Values are given as number of patients (%).Group 1 Brucea javanica oil emulsion (BJOE) combined with chemotherapeutic agents; Group 2 Chemotherapeutic agents alone

Comparison of AEs between traditional chemotherapy drugs plus BJOE versus traditional chemotherapy drugs alone via intrapleural injection for controlling MPE

Nine [14, 15, 17, 18, 20, 23, 24, 25] of 14 studie compared the myelotoxicity on traditional chemotherapy drugs plus BJOE versus traditional chemotherapy drugs alone via intrapleural injection for controlling MPE, we found that the incidence rate of myelotoxicity in BJOE combined perfusion group was lower than that of traditional chemotherapy drugs alone group (odds ratio = 0.5, 95% CI 0. 36 to 0.70, p < 0.001) (Fig. 3A). Ten [14, 15, 17, 18, 20, 21, 23, 24, 25] of 14 studie compared the gastrointestinal reactions, the incidence rate of nausea/vomiting in BJOE combined group also showed a significant decrease compared with traditional chemotherapy drugs alone group (odds ratio = 0.50, 95% CI 0. 35 to 0.72, p < 0.001) (Fig. 3B). In addition, three studies compared liver and renal injury (odds ratio = 0.70, 95% CI 0. 25 to 1.91, p = 0.483), eight studies compared the incidence of chest pain (odds ratio = 0.70, 95% CI 0. 44 to 1.11, p = 0.130), and seven studies compared the incidence of fever (odds ratio = 0.67, 95% CI 0. 41 to 1.10, p = 0.111). However, these results suggested that the incidence rate of these AEs did not have differences between both of two projects (p > 0.05) (Fig. 4A-C).
Fig. 3

Safety evaluation of BJOE combined with another agent versus another agent alone by thoracic perfusion for controlling MPE. a The BJOE combination therapy displayed a lower incidence rate of myelotoxicity than the project of other agents alone; b The BJOE combined with other agents had a lower incidence of digestive reactions than and other agents alone. BJOE, brucea javanica oil emulsion; MPE, malignant pleural effusion; OR, odds ratio

Fig. 4

Safety evaluation of BJOE combined with another agent versus another agent alone by thoracic perfusion for treating MPE.a No difference in incidence rate of liver and renal injury was testified between BJOE combined with other agents and other agents alone; b The incidence of chest pain caused by BJOE combination therapy had the same occurrence probability compared with the other agents alone; c The BJOE combined with other agents had the same incidence of fever with other agents alone.

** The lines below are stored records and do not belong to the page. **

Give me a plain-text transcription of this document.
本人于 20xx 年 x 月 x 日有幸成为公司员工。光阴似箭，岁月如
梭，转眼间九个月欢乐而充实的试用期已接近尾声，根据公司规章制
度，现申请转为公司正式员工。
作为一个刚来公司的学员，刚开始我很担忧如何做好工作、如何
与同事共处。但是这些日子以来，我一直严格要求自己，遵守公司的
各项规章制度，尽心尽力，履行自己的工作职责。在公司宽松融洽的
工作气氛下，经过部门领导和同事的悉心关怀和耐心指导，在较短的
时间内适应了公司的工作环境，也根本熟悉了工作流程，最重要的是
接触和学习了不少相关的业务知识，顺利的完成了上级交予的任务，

BJOE, brucea javanica oil emulsion; MPE, malignant pleural effusion; OR, odds ratio

Assessment of publication bias and sensitivity analysis

Through removing each study, a further meta-analysis was performed to compare with previous results of meta-analysis to explore whether the deleted study have an certain impact on the overall statistical effect [27]. Sensitivity analysis shows that excluding of any study could not change the overall statistical effect, nor could it affect the final statistical conclusion, with an OR pool oscillating between 1.08 and 1.63 (Fig. 5A). We also drew a funnel plot of included studies and noticed that the included studies are symmetrically distributed on both sides of the funnel (Fig. 5B). In addition, for comparing traditional chemotherapy drugs with chemotherapy drugs plus BJOE for controlling MPE, we performed the Egger’s test and the results were as the following: t = 1.75 with 13 d.f, p = 0.105 (Fig. 5C). We also performed a Begg’s test and the test results showed that Std. Dev. of Score was 18.27, p value was 0.112 (Fig. 5D). Come together, the funnel plot, Egger’s tests and the Begg’s test all suggested that publication biases did not have a significant influence on the results.
Fig. 5

Sensitivity and publication bias analysis.a Omitting any trial did not shake the pooled effect of meta-analysis; b The shape of the funnel plot appeared to be approximately symmetrical; c Egger’s test showed that p was 0.105, suggesting included trials did not have a potential impact on the pooled effect of present meta-analysis; d Begg’s test showed that p value was 0.112, and the funnel plot seems to be nearly symmetrical

Discussion

BJOE is composed of the active ingredients extracted from the ripe fruit of Sophora flavescens. The main components are oleic acid and linoleic acid. BJOE is a traditional Chinese medicine. It has been shown that BJOE could directly kill the cancer cells by up-regulating the tumor suppress or genes [7]. Moreover, BJOE has also been found to reverse the tumor cell resistance to chemotherapy and improve the body immunity, without significant AEs [28]. Some experiments show that BJOE is cell cycle non-specific anti-cancer drug, which has an efficacy of killing and inhibition in the G0, G1, S, G2, M phases of tumor cells, and can significantly inhibits DNA synthesis of tumor cells [15, 26, 29]. In addition, previous studies also suggest that the anti-tumor activity of BJOE might be correlated to the mechanism of tumor cell apoptosis, which affects the process of cell cycle, disrupts the cellular energy metabolism, and depresses the expression of vascular endothelial growth factor [7]. So far, a great number of published studies have reported that BJOE can perform a synergetic effect for controlling MPE by improving tumor response and QOL and reducing the incidence of AEs [12, 13, 14, 15, 16, 19, 20, 26, 28, 29, 30].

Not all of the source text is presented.